Spain de cartón piedra
Patio encalado de mitad parriba y azulejo con arabescos de mitad pabajo, geranios, silla de enea y reja negra. Si pue sé, un pozo, y si no también me vale. Una vieja regando la puerta con un cubo de agua cuando cae la fresca, palmeras como mobiliario urbano, la iglesia que no falte ni las terracitas empantanadas de huesos de aceituna y botellines de Cruzcampo.
Es verlo y pensar: a tomar por culo todo, me hago el petate y me vengo a vivir aquí, que esto es lo mío. Me pasó en Ronda, en El Rincón de la Victoria, en Nerja, en Mijas. Y en Benahavís el otro día.
Pero esta vez, tras la ensoñación, fue como si asomara un micrófono por la parte de arriba de la pantalla y se jodiera la magia del cine. Y aunque el micrófono asomó en Benahavís, creo que también vale para Ronda, para el Rincón, Nerja, Mijas y primos hermanos.
¿Por dónde asoma ese micrófono? Por aquí: vas andando por la calle y oyes hablar más inglés que en Londres. ¡Si hasta camareros cincuentones de acentazo andalú zerrao zerrao y con poca pinta de haber terminado la E.G.B. ofrecen some dessert en vez de postre!
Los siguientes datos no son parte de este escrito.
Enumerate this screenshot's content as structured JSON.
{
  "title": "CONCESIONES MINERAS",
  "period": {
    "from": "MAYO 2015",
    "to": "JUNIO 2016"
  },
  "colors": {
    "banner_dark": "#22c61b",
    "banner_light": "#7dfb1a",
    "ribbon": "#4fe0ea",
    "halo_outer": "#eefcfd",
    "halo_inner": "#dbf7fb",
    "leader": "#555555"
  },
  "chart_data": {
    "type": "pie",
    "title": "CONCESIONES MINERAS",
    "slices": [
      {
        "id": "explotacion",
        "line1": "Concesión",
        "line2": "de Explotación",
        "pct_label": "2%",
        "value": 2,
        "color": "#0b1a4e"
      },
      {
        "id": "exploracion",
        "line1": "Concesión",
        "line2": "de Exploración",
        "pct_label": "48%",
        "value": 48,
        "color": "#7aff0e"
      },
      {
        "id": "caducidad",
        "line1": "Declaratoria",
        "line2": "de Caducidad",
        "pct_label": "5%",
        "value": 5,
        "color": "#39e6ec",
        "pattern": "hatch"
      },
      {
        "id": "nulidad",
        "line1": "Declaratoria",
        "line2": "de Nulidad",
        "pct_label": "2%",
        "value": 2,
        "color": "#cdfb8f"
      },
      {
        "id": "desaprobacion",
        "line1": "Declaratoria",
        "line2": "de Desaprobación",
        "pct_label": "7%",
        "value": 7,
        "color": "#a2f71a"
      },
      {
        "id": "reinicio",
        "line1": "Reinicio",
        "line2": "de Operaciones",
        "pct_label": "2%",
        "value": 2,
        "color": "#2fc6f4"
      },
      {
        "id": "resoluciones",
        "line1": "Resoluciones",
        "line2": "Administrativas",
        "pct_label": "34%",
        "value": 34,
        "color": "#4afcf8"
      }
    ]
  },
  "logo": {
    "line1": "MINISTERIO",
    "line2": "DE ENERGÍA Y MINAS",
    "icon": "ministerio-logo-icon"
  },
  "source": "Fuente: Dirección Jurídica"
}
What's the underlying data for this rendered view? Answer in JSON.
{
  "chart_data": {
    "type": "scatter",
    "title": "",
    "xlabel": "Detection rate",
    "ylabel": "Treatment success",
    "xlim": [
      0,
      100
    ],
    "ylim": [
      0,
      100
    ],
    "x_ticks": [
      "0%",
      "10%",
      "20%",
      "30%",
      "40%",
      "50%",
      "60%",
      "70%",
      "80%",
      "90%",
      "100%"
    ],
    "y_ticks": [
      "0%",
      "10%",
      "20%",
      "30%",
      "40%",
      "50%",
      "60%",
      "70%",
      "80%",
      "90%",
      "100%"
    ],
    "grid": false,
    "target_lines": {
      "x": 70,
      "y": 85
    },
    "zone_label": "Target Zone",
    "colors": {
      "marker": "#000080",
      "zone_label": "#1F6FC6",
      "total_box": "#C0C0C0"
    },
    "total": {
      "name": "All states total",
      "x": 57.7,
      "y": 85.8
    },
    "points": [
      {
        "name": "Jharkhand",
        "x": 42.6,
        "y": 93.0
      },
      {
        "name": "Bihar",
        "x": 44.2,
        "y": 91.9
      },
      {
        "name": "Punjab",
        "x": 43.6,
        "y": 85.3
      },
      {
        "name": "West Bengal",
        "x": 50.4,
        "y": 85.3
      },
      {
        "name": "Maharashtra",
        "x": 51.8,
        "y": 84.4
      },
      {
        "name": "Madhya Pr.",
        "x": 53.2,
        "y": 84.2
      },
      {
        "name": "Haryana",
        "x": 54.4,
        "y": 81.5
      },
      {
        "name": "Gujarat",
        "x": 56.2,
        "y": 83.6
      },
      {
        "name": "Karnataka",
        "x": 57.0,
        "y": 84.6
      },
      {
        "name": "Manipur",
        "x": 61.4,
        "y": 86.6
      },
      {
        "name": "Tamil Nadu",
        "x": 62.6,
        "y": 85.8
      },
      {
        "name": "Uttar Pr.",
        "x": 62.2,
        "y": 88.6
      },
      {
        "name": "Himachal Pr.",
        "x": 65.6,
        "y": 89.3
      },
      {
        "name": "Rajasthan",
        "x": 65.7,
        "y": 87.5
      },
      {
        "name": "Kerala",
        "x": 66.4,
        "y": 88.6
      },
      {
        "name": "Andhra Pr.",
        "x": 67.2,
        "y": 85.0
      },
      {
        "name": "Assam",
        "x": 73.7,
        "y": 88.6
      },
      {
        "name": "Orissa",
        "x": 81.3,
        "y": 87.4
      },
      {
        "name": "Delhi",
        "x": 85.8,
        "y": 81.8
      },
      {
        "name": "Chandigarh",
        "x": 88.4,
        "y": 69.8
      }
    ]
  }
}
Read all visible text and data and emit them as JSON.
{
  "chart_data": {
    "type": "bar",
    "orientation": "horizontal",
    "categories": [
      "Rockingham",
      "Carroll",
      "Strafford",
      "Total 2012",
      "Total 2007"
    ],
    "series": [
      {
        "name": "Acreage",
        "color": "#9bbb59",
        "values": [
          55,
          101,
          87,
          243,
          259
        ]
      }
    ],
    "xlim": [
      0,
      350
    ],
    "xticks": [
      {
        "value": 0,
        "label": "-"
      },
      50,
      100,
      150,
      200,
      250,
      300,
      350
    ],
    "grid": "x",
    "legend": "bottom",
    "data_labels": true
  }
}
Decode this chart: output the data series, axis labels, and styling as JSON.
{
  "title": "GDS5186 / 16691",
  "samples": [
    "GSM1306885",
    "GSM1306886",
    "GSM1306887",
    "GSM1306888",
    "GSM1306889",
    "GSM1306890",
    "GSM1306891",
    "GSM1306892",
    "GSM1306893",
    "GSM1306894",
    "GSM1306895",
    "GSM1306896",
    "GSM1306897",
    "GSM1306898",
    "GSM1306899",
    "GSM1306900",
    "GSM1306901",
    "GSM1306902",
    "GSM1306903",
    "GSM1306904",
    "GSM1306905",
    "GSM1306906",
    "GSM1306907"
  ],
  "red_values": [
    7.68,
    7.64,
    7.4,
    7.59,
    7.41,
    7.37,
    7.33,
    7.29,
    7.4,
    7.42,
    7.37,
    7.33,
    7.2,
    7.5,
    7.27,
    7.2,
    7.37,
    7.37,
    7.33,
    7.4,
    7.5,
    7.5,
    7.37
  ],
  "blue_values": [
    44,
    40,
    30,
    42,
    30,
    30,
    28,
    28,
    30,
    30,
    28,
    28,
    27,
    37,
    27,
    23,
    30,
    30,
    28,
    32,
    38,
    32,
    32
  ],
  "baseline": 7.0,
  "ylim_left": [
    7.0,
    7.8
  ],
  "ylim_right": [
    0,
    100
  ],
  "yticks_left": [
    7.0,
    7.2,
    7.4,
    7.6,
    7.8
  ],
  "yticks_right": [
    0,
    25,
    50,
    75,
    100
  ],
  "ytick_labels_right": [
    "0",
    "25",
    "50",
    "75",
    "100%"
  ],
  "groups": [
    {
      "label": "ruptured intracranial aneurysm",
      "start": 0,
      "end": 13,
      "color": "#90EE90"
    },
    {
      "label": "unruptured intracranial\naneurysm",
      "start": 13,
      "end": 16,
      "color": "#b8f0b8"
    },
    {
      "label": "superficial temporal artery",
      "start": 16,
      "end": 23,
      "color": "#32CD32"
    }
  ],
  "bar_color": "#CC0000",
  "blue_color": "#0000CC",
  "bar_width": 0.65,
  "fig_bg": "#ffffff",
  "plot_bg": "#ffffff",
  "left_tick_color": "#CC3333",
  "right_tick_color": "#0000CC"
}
Por aquí también: en la terracita enpantanada de huesos de aceituna resulta que los cascos no son de la Cruzcampo sino de Becks, y por muchas horas que eches mondando olivas, en las mesas de al lado no se te va a sentar ni un puñetero andalú zerrao de esos que hacen chiribitas con su particular De cada dié letra que tengo que decí pablar me como zei o ziete.
Qué va, lo único que marrusca aceitunas contigo es la tropa germano-británica (curioso, en la segunda guerra mungial a hostias, y ahora vienen todos a agotar sus vidas al mismo sitio) opulenta y jubilada, que se pasea el pueblito sujeta en sus canillas al aire, famélicas, blanquitas y sin memoria alguna de pelo.
Más micrófono que asoma: Entras a lo que te parece un restaurante con pinta de tasca decimonómica canalla y conforme lees en la pizarra de Cruzcampo We have Sky Sports te das la vuelta rechinando "Otro bar de guiris", que ya es el décimo en el que te ha pasado.
O te vas a esas grandiosas corridas sin picadores de 4novillos4 a mil duros la sombra, a los genuinos espectáculos de flamenco...
Que no es ningún secreto que estos pueblos viven de los dineros que se dejan las pieles rosaditas de allende los Pirineos, ni ahora ya para mí que el patio encalado, el geranio, la silla de enea y la reja son una parte más del decorado de cartón piedra de typical spanish con que estos pueblos van perdiendo su identidad para convertirse en enormes geriátricos germano-británicos.
De momento me quedo a vivir en La Roda soñando con esos pueblitos typical Spanish de la Costa del Sol en los que yo sería feliz.

njimenez79 dijo
Qué razón tienes. Lo que me pregunto es si todos estos pueblos podrían subsistir sin los "timos" a los guiris. Algo me dice que quizá no...
Por cierto, qué envidia me das... yo me iba a Málaga ahorita mismo.